[Critique à lire après avoir vu le film]

Disons-le d'emblée : je n'approuve pas les cinéastes qui sortent un film par an. D'abord parce que je trouve insensé d'attribuer chaque année un financement à un réalisateur quand tant de jeunes (et moins jeunes) talents ne trouvent pas à réunir les fonds nécessaires à leur projet. Ensuite parce qu'il est très rare de maintenir un haut niveau de qualité en étant aussi productif. Fassbinder est l'un des noms qui me viennent à l'esprit. Je n'en vois guère d'autre. Le contre-exemple, c'est Kubrick ou Béla Tarr.

François Ozon est l'illustration de ce constat : pour quelques superbes réussites - Grâce à Dieu, Frantz et Sous le sable -, combien de ratages ou semi-ratages, que je ne citerai pas par charité chrétienne ? Ozon, j'y vais donc environ une fois sur trois... et suis déçu environ deux fois sur trois. Dont celle-ci.

C'est la présence à l'affiche d'Hélène Vincent qui m'a attiré. Je garde en effet un souvenir ému de sa composition dans Quelques heures de printemps, sur l'euthanasie. Mais Ozon n'est pas Brizé : du printemps à l'automne, on ressent la déprime. Pourtant les couleurs chatoyantes sont au rendez-vous et l'intrigue est au départ assez maligne : une vieille femme intoxique sa fille en lui servant une poêlée de champignons, dont certains vénéneux. Etant donnée l'ambiance qui règne entre Michelle et sa fille Valérie, on se pose la question : fut-ce volontaire ? Ozon sème des indices contradictoires : oui, puisqu'on voit Michelle jeter le reste de champignons à la fin du repas ; non, puisqu'on l'avait également vue écartant un bolet Satan, et parce qu'elle aurait pris le risque, en servant des champignons vénéneux, que son petit-fils adoré en prenne aussi. Surtout, pourquoi un acte aussi radical alors que la principale motivation de ce qui va suivre - Lucas lui est enlevé - n'est pas à l'ordre du jour ?
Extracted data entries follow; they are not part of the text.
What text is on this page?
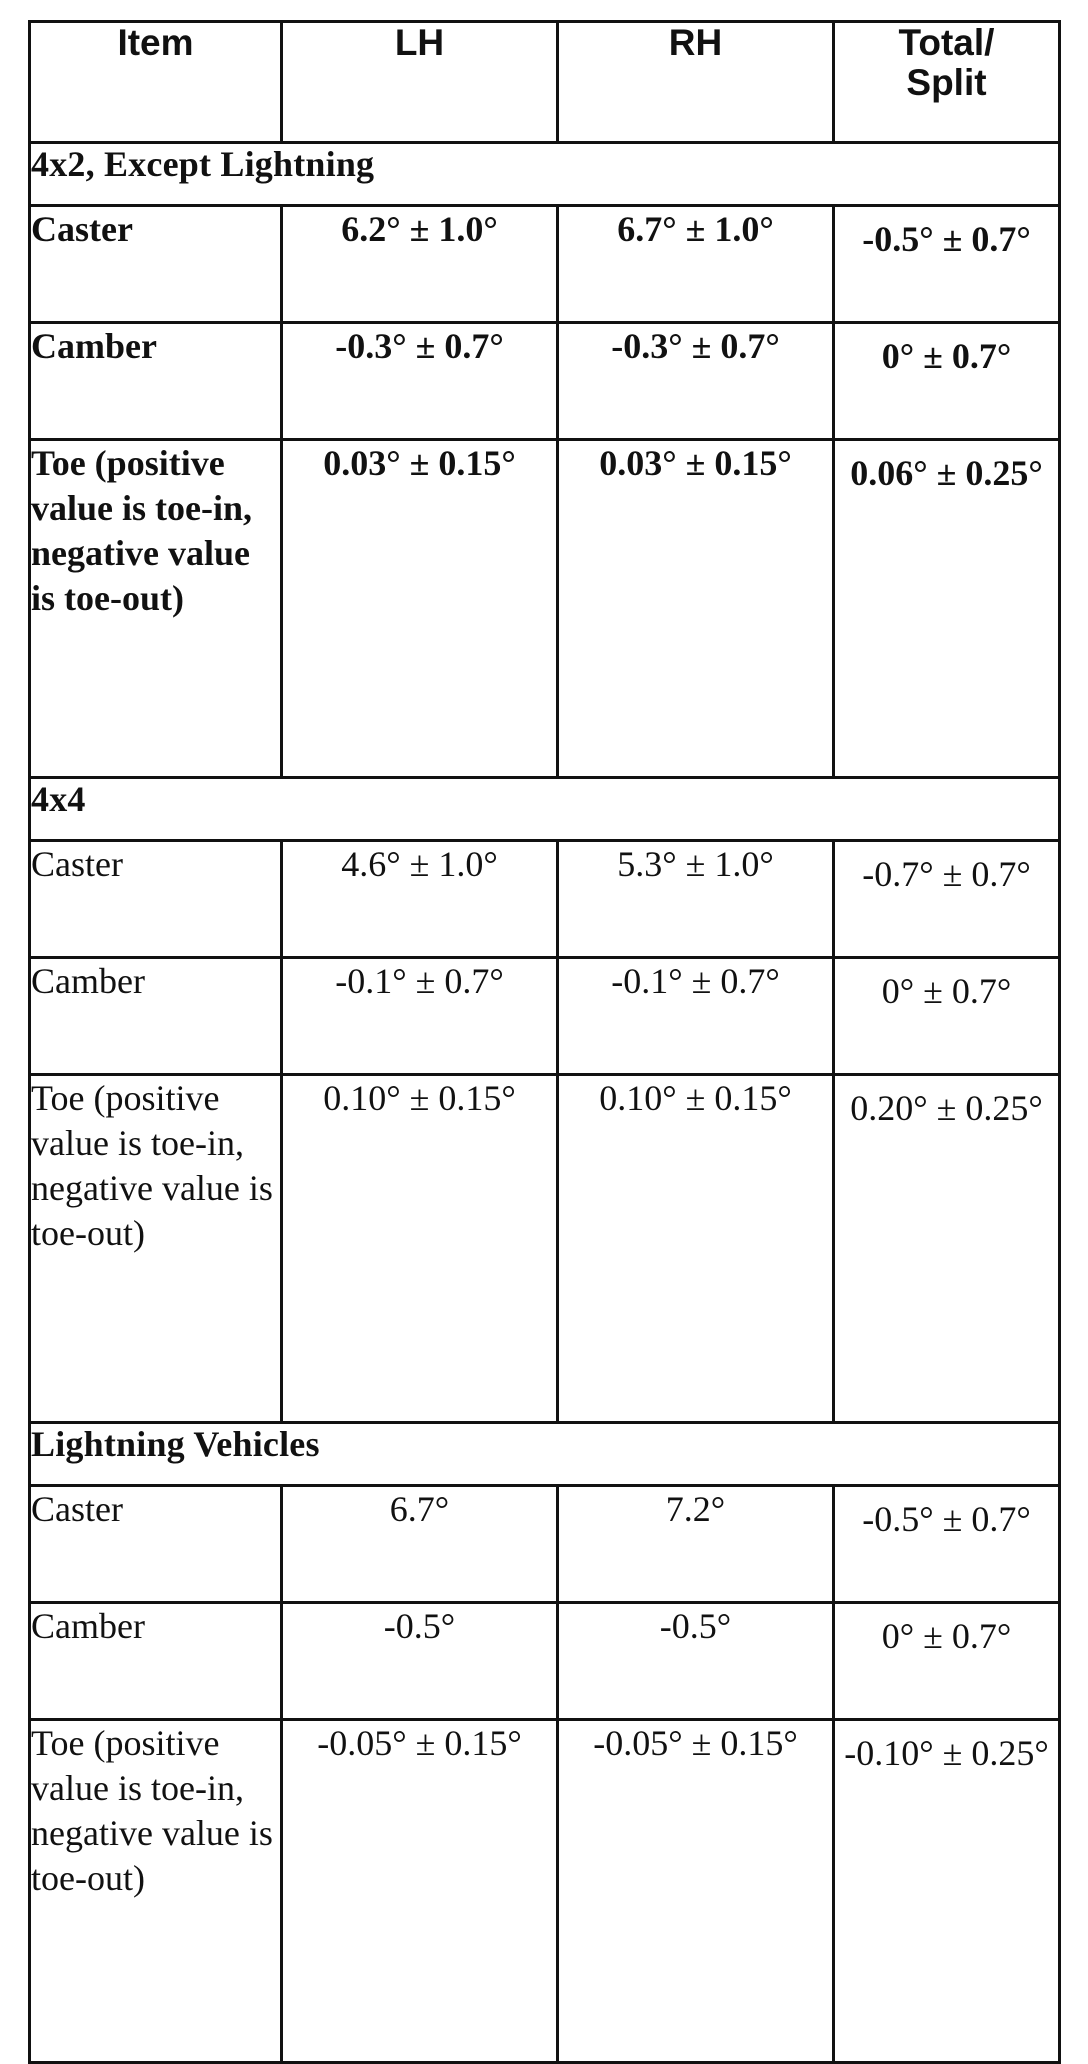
Item	LH	RH	Total/
Split
4x2, Except Lightning			
Caster	6.2° ± 1.0°	6.7° ± 1.0°	-0.5° ± 0.7°
Camber	-0.3° ± 0.7°	-0.3° ± 0.7°	0° ± 0.7°
Toe (positive value is toe-in, negative value is toe-out)	0.03° ± 0.15°	0.03° ± 0.15°	0.06° ± 0.25°
4x4			
Caster	4.6° ± 1.0°	5.3° ± 1.0°	-0.7° ± 0.7°
Camber	-0.1° ± 0.7°	-0.1° ± 0.7°	0° ± 0.7°
Toe (positive value is toe-in, negative value is toe-out)	0.10° ± 0.15°	0.10° ± 0.15°	0.20° ± 0.25°
Lightning Vehicles			
Caster	6.7°	7.2°	-0.5° ± 0.7°
Camber	-0.5°	-0.5°	0° ± 0.7°
Toe (positive value is toe-in, negative value is toe-out)	-0.05° ± 0.15°	-0.05° ± 0.15°	-0.10° ± 0.25°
On opterait aisément, donc, pour le "non", si les nombreuses invraisemblances du film ne nous laissaient redouter un Nième exemple...

Résumons rapidement l’histoire d'abord : privée de son petit-fils par Valérie, Michelle va profiter de la sortie de prison de Vincent, le fils de sa grande copine Marie-Claude, pour lui confier la mission d'éliminer sa fille. On apprendra la raison du conflit mère-fille : Valérie n'a jamais pardonné à sa mère son passé de prostituée. L'assassinat accompli, Michelle récupère chez elle le jeune Lucas qui n'a pas voulu suivre son père à Dubaï. Elle l'inscrit à l'école la plus proche de chez elle. Avec l'argent du "contrat" qu’il a exécuté, Vincent ouvre le bar-tabac de ses rêves. Peu après, Marie-Claude, qui s'est découvert un cancer généralisé, casse sa pipe à l'hôpital. Pendant ce temps, la police mène l'enquête, soupçonne la présence de Vincent chez Valérie le jour de sa mort. Seul Lucas, qui l'a croisé, pourrait le faire inculper, mais il ment, prenant le parti de son grand copain Vincent qui le protège à l'école et joue au foot avec lui.

Invraisemblances

Cette belle mécanique scénaristique se grippe à bien des endroits.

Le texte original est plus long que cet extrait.